4 – Assurer la continuité des services critiques
Il est crucial pour nos États d’assurer la continuité des services critiques (sécurité, soins de santé, administration, alimentation…), en concertation avec le secteur privé et la société civile. Cela implique, entre autres, de mobiliser les forces publiques pour protéger les biens et le matériel (bureaux, boutiques, champs agricoles, usines). Il en va de même pour les professionnels de santé dans les centres d’intervention, dont certains doivent être exclus du traitement du Covid-19 et dévolus aux autres besoins (paludisme, naissance…).
Afin d’éviter des situations d’extrême détresse, il faut des plans d’urgence pour assurer l’approvisionnement en nourriture et en médicaments, avec la mise en œuvre de chaînes logistiques exceptionnelles pour transporter les surplus de production des zones de production vers les villes et depuis les ports et les aéroports (fret).
5 – Soutenir le secteur informel
Un stimulus monétaire et fiscal ciblé est nécessaire.
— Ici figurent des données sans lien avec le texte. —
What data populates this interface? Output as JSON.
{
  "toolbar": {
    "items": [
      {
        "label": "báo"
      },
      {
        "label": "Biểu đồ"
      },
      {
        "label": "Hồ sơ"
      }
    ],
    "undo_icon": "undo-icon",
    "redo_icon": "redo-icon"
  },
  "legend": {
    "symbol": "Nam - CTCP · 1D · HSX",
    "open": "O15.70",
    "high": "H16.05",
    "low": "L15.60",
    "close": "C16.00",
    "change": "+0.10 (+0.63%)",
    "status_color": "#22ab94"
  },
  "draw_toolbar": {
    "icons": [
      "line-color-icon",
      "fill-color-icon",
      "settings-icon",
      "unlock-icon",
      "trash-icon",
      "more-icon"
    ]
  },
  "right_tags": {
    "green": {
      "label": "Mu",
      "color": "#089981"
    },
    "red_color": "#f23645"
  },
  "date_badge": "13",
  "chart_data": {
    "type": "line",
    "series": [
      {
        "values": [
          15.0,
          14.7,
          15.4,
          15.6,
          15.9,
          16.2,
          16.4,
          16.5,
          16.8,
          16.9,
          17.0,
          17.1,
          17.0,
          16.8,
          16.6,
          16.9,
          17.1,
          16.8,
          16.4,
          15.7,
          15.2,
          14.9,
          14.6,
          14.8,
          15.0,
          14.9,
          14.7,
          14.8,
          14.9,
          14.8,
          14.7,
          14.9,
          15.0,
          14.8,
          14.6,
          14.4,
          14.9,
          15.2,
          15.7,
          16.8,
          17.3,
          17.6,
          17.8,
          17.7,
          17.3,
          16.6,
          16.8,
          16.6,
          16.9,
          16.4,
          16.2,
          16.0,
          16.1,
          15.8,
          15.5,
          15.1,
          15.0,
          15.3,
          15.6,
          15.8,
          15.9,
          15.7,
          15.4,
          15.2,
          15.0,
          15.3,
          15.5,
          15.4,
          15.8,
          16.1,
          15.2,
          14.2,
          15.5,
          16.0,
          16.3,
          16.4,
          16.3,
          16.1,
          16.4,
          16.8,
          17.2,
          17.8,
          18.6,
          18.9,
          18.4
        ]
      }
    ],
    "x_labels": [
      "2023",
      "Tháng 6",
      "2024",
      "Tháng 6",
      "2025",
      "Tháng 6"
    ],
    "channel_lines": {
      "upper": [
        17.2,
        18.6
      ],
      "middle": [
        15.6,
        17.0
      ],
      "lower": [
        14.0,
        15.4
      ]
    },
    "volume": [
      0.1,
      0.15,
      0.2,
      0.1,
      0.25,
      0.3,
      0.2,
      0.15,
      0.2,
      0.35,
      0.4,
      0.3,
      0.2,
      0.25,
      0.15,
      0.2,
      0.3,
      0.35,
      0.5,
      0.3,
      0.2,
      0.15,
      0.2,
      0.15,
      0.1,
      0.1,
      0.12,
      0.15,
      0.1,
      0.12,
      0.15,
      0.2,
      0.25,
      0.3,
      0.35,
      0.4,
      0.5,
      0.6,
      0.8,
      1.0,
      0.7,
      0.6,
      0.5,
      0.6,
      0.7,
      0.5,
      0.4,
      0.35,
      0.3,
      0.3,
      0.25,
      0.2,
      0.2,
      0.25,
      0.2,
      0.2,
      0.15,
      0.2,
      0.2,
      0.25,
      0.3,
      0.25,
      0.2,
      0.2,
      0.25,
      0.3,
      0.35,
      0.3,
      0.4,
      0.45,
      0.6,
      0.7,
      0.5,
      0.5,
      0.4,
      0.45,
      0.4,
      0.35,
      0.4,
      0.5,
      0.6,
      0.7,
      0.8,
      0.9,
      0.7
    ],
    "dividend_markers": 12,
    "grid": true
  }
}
Cela implique des « dévaluations préventives » pour donner une plus grande marge monétaire aux opérateurs économiques locaux. Au minimum, les banques centrales devraient éviter d’imposer davantage de restrictions sur les devises, ce qui constituerait un fardeau supplémentaire pour le secteur privé.
Il faut, en parallèle, s’assurer que les injections de capitaux des États censés soutenir l’activité économique parviennent également au secteur informel. Il est possible d’y parvenir en imposant aux entreprises de transférer une partie des avantages fiscaux reçus à leurs fournisseurs, souvent issus du secteur informel. Des facilités de crédit pourraient aussi être accordées aux petits distributeurs du secteur informel « dépendant » des entreprises sur la base des garanties fournies par ces dernières.
6 – Incarner le leadership
Dans la bataille face au Covid-19, il est urgent d’instaurer un « leadership incarné » : une personnalité (président, ministre, haut fonctionnaire…) doit s’imposer comme l’interlocuteur direct et régulier des populations, mais également être présente à toutes les réunions clés et impliquée dans l’ensemble des décisions prises en réponse à la pandémie. Cela est indispensable pour rassurer les populations et assurer le suivi des recommandations faites par les autorités.